Perhaps our state government ought to have received some guarantee from the ARU before spending that money. Imagine being gazumped by another state, which not only spends your money, but spends less.

This is not the first time and it won’t be the last that WA’s massive one-way contribution to the GST pot of gold is used to poach business from here.

Quickstep Holdings is a good example. In 2011, the company agreed to leave WA to establish a large-scale manufacturing operation at Bankstown, in south-western Sydney, which could create up to 400 jobs. While the trigger for the move was access to an existing workforce with the specialist skill sets, there was also a big accommodation deal from the NSW government.

Similarly, in late 2015, One Atmosphere was lured from Perth by the Tasmanian government, which provided all sorts of financial incentives for the business to relocate the manufacturing of its buoyancy systems for challenging marine environments (including emergency events).

Perth doesn’t do high tech? Well obviously, not if every other state has an incentive to poach them; and we pay for it.

I could add that Victoria spends millions on luring foreign students to its campuses, a business once dominated by WA. How do they afford to do that?
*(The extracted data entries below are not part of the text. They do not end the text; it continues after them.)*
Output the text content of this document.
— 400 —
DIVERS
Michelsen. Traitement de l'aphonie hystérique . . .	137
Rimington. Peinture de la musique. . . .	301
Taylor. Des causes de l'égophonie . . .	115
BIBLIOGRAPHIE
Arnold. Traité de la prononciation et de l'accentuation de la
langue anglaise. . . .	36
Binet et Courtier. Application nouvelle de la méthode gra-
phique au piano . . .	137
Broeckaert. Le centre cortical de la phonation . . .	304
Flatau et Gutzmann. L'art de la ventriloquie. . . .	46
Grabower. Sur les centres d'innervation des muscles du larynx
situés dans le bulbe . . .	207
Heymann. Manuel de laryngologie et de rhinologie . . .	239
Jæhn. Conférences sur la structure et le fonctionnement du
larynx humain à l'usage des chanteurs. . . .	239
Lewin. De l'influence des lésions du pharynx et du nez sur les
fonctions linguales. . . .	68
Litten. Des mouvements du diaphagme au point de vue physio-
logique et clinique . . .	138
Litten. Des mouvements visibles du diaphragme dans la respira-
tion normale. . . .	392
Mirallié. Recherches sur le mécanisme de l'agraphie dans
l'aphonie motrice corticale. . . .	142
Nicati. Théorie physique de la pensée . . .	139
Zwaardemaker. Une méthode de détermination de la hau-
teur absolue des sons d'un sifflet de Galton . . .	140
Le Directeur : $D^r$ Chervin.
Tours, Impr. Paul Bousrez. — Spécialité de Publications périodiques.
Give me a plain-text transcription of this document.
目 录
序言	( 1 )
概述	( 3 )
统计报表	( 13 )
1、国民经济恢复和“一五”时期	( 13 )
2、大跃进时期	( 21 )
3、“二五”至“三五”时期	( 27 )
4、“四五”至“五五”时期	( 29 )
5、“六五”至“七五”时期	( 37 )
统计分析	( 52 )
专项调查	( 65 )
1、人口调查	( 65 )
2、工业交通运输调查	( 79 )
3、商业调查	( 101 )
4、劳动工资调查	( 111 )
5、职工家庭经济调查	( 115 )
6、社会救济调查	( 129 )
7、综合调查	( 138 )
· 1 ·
It is time that state and federal governments called for a fair go. If a state needs a helping hand then fair enough, but using Commonwealth funds to steal business from other states is well and truly against the spirit of why the Commonwealth Grants System was established in the first place.

Ever-needy Victoria has spent the past two decades building up an envied position as the national leader in sports and events. Surely that boost to its economy must start paying dividends so it can pay its own way.

Stalin once said: “We will hang the capitalists with the rope that they sell us”. It didn’t exactly work out that way, but it took more than a half a century and a costly Cold War to prove him wrong. Perhaps we ought to stop funding the theft of enterprises, industries and major events before we have nothing left.